If you look solely at the fish we consume here in America, we're a predictable crowd. Since at least 2001, shrimp, canned tuna and salmon have placed first, second and third on the "Top 10 Consumed Seafoods" list published by the National Fisheries Institute every single year. Yawners. (Plus, tuna used in canning, other than albacore and skipjack, is overfished.) But according to a Wall Street Journal story, chefs are increasingly turning to undervalued species as a way to keep the menu interesting, and possibly quell demands placed on other overfished species.

Take cuttlefish, for example, which is cut into strips and paired with a flatiron steak at Miami's Area 31, while sheepshead (a fish known for its human-like teeth) is on the board at nearby AltaMare.

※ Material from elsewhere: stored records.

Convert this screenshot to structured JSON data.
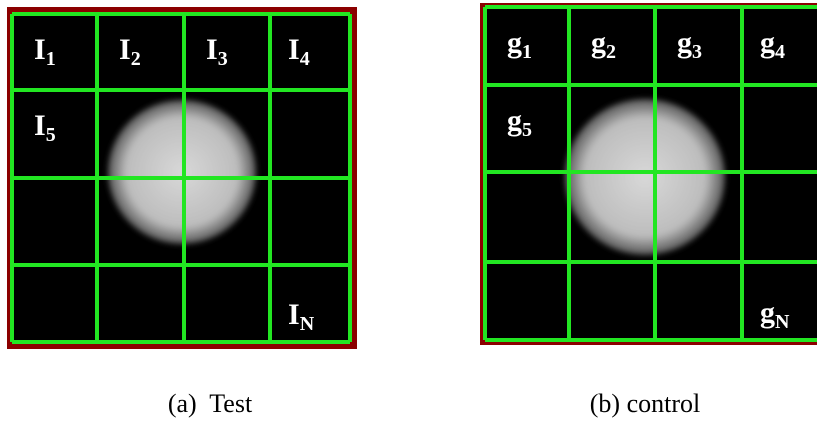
{
  "panels": [
    {
      "labels": [
        {
          "base": "I",
          "sub": "1"
        },
        {
          "base": "I",
          "sub": "2"
        },
        {
          "base": "I",
          "sub": "3"
        },
        {
          "base": "I",
          "sub": "4"
        },
        {
          "base": "I",
          "sub": "5"
        },
        {
          "base": "I",
          "sub": "N"
        }
      ],
      "caption": "(a)  Test"
    },
    {
      "labels": [
        {
          "base": "g",
          "sub": "1"
        },
        {
          "base": "g",
          "sub": "2"
        },
        {
          "base": "g",
          "sub": "3"
        },
        {
          "base": "g",
          "sub": "4"
        },
        {
          "base": "g",
          "sub": "5"
        },
        {
          "base": "g",
          "sub": "N"
        }
      ],
      "caption": "(b) control"
    }
  ]
}
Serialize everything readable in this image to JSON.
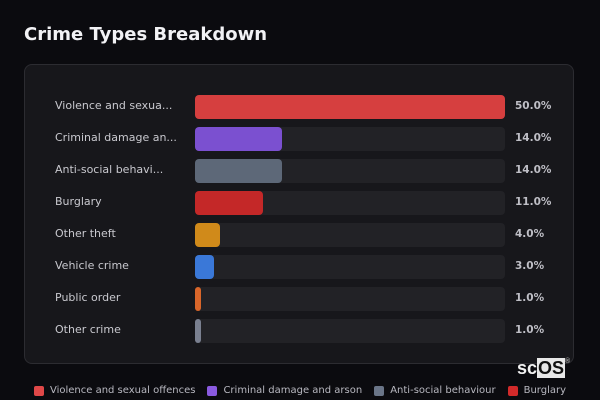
{
  "header": {
    "title": "Crime Types Breakdown"
  },
  "chart_data": {
    "type": "bar",
    "orientation": "horizontal",
    "title": "Crime Types Breakdown",
    "categories": [
      "Violence and sexual offences",
      "Criminal damage and arson",
      "Anti-social behaviour",
      "Burglary",
      "Other theft",
      "Vehicle crime",
      "Public order",
      "Other crime"
    ],
    "display_labels": [
      "Violence and sexua...",
      "Criminal damage an...",
      "Anti-social behavi...",
      "Burglary",
      "Other theft",
      "Vehicle crime",
      "Public order",
      "Other crime"
    ],
    "values": [
      50.0,
      14.0,
      14.0,
      11.0,
      4.0,
      3.0,
      1.0,
      1.0
    ],
    "value_labels": [
      "50.0%",
      "14.0%",
      "14.0%",
      "11.0%",
      "4.0%",
      "3.0%",
      "1.0%",
      "1.0%"
    ],
    "colors": [
      "#d63f3f",
      "#7b50d0",
      "#5d6878",
      "#c42828",
      "#d08a1a",
      "#3a78d8",
      "#d9662a",
      "#7a8090"
    ],
    "xlabel": "",
    "ylabel": "",
    "xlim": [
      0,
      50
    ],
    "legend": [
      "Violence and sexual offences",
      "Criminal damage and arson",
      "Anti-social behaviour",
      "Burglary"
    ],
    "legend_position": "bottom"
  },
  "rows": [
    {
      "label": "Violence and sexua...",
      "value": "50.0%",
      "pct": 100,
      "color": "#d63f3f"
    },
    {
      "label": "Criminal damage an...",
      "value": "14.0%",
      "pct": 28,
      "color": "#7b50d0"
    },
    {
      "label": "Anti-social behavi...",
      "value": "14.0%",
      "pct": 28,
      "color": "#5d6878"
    },
    {
      "label": "Burglary",
      "value": "11.0%",
      "pct": 22,
      "color": "#c42828"
    },
    {
      "label": "Other theft",
      "value": "4.0%",
      "pct": 8,
      "color": "#d08a1a"
    },
    {
      "label": "Vehicle crime",
      "value": "3.0%",
      "pct": 6,
      "color": "#3a78d8"
    },
    {
      "label": "Public order",
      "value": "1.0%",
      "pct": 2,
      "color": "#d9662a"
    },
    {
      "label": "Other crime",
      "value": "1.0%",
      "pct": 2,
      "color": "#7a8090"
    }
  ],
  "legend": [
    {
      "label": "Violence and sexual offences",
      "color": "#e04848"
    },
    {
      "label": "Criminal damage and arson",
      "color": "#8a5ae0"
    },
    {
      "label": "Anti-social behaviour",
      "color": "#6a7588"
    },
    {
      "label": "Burglary",
      "color": "#d22a2a"
    }
  ],
  "logo": {
    "text_a": "sc",
    "text_b": "OS",
    "reg": "®"
  }
}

Other chefs are turning to finfish like pompano, golden tilefish, triggerfish or hogfish. The BP oil spill played a role in the fish swapping as well. At New Orleans-based Cafe Atchafalaya, North Carolina rockfish was used as a substitute for their traditional redfish and crawfish-stuffed flounder.

"In general, expanding the base of fish from which we choose from is a very good idea," says Tim Fitzgerald, marine scientist with the Environmental Defense Fund. "One caveat, though, is if we switch a lot of our sourcing to less common or overfished species, or those that are farmed in destructive ways, that's not a good thing. But if we can identify species of fish that have healthy populations and can withstand the extra demand, that's wonderful."